- Born: 29 September 1759 Kőszeg, Kingdom of Hungary
- Died: 30 December 1823 (aged 64) Vienna, Austrian Empire
- Allegiance: Habsburg Austria Austrian Empire
- Branch: Cavalry
- Rank: Feldmarschall-Leutnant
- Conflicts: French Revolutionary Wars Battle of Villers-en-Cauchies; Battle of Biberach; Battle of Stockach; Battle of Hohenlinden; ; Napoleonic Wars Battle of Elchingen; Battle of Raab; ;
- Awards: Military Order of Maria Theresa, KC 1796, CC 1808
- Other work: Freiherr, 1806 Privy Councillor, 1819

= Daniel Mécsery =

Hungarian military officer (1759–1823)

Daniel Mecséry de Tsoor (29 September 1759 - 30 December 1823) commanded the left wing of the Austrian army at the Battle of Raab during the Napoleonic Wars.
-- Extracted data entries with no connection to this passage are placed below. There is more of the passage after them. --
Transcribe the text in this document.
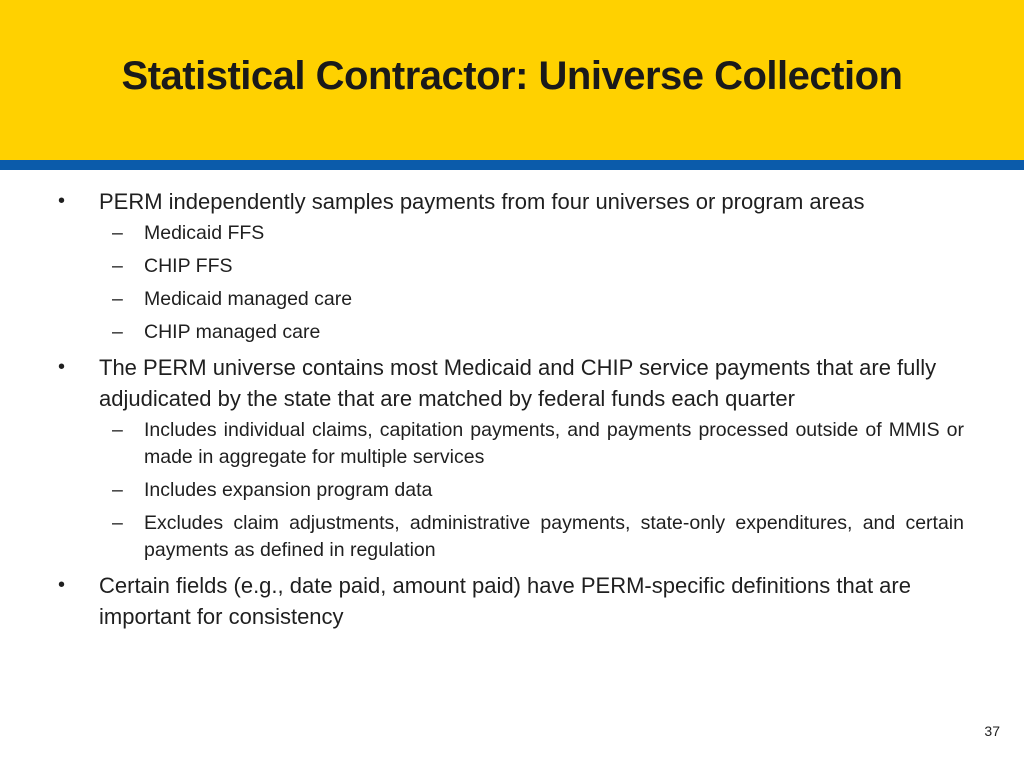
Statistical Contractor: Universe Collection
• PERM independently samples payments from four universes or program areas
– Medicaid FFS
– CHIP FFS
– Medicaid managed care
– CHIP managed care
• The PERM universe contains most Medicaid and CHIP service payments that are fully adjudicated by the state that are matched by federal funds each quarter
– Includes individual claims, capitation payments, and payments processed outside of MMIS or made in aggregate for multiple services
– Includes expansion program data
– Excludes claim adjustments, administrative payments, state-only expenditures, and certain payments as defined in regulation
• Certain fields (e.g., date paid, amount paid) have PERM-specific definitions that are important for consistency
37
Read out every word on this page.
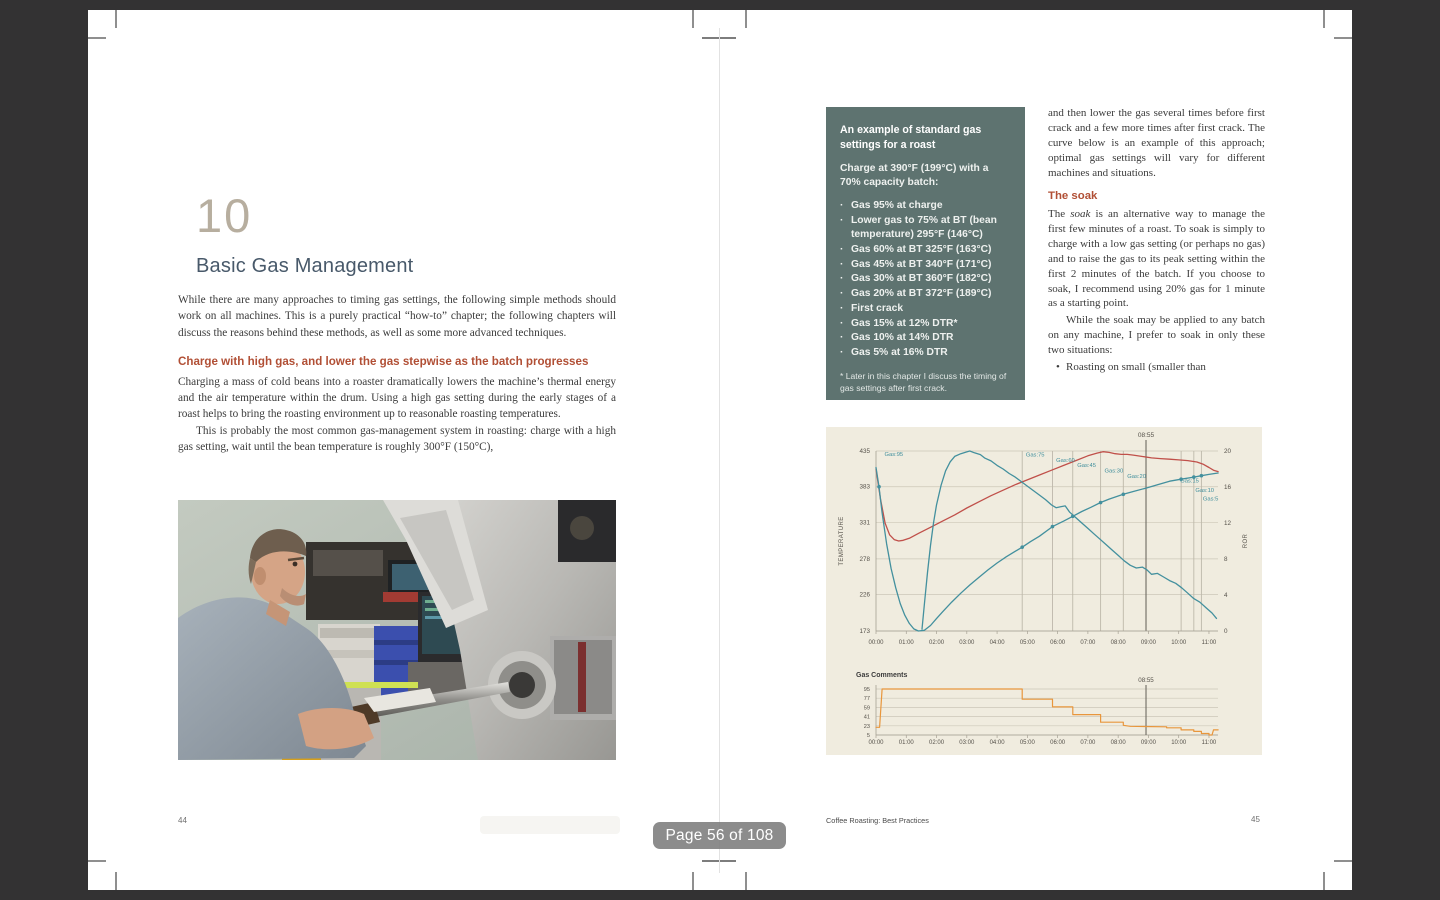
10
Basic Gas Management

While there are many approaches to timing gas settings, the following simple methods should work on all machines. This is a purely practical “how-to” chapter; the following chapters will discuss the reasons behind these methods, as well as some more advanced techniques.

Charge with high gas, and lower the gas stepwise as the batch progresses

Charging a mass of cold beans into a roaster dramatically lowers the machine’s thermal energy and the air temperature within the drum. Using a high gas setting during the early stages of a roast helps to bring the roasting environment up to reasonable roasting temperatures.

This is probably the most common gas-management system in roasting: charge with a high gas setting, wait until the bean temperature is roughly 300°F (150°C),

44
An example of standard gas settings for a roast
Charge at 390°F (199°C) with a 70% capacity batch:
· Gas 95% at charge
· Lower gas to 75% at BT (bean temperature) 295°F (146°C)
· Gas 60% at BT 325°F (163°C)
· Gas 45% at BT 340°F (171°C)
· Gas 30% at BT 360°F (182°C)
· Gas 20% at BT 372°F (189°C)
· First crack
· Gas 15% at 12% DTR*
· Gas 10% at 14% DTR
· Gas 5% at 16% DTR
* Later in this chapter I discuss the timing of gas settings after first crack.

and then lower the gas several times before first crack and a few more times after first crack. The curve below is an example of this approach; optimal gas settings will vary for different machines and situations.

The soak

The soak is an alternative way to manage the first few minutes of a roast. To soak is simply to charge with a low gas setting (or perhaps no gas) and to raise the gas to its peak setting within the first 2 minutes of the batch. If you choose to soak, I recommend using 20% gas for 1 minute as a starting point.

While the soak may be applied to any batch on any machine, I prefer to soak in only these two situations:

• Roasting on small (smaller than
173
226
278
331
383
435
0
4
8
12
16
20
08:55
00:00	01:00	02:00	03:00	04:00	05:00	06:00	07:00	08:00	09:00	10:00	11:00
Gas:95	Gas:75
Gas:60
Gas:45
Gas:30
Gas:20
Gas:15
Gas:10
Gas:5
TEMPERATURE	ROR
Gas Comments
95
77
59
41
23
5
08:55
00:00	01:00	02:00	03:00	04:00	05:00	06:00	07:00	08:00	09:00	10:00	11:00
Coffee Roasting: Best Practices	45
Page 56 of 108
In the early part of the French Revolutionary Wars, he served as an officer in the 3rd hussar regiment, distinguishing himself at Biberach in 1796 and later rising to command the 10th hussar regiment in 1798. Promoted to general officer in 1800, he led the advance guard at Hohenlinden and the rear guard at Lambach. In 1805 he led his troops at Elchingen. At Eschenau on 20 October 1805 he was seriously injured on his head and bust, his miraculous recovery of the grievous wounds earning him "the Toughest Headed Hungarian" nickname. He was elevated in rank to Feldmarschall-Leutnant in 1809. From 1814 he held the position of Commanding General of Silezia and Moravia. Became a member of the Hofkriegsrat (1815) and the Interior Privy Council. Died at Vienna in 1823.

Mecséry was decorated by both the Knight's Cross (11 May 1796), and the Commander's Cross (1808) of the Military Order of Maria Theresa.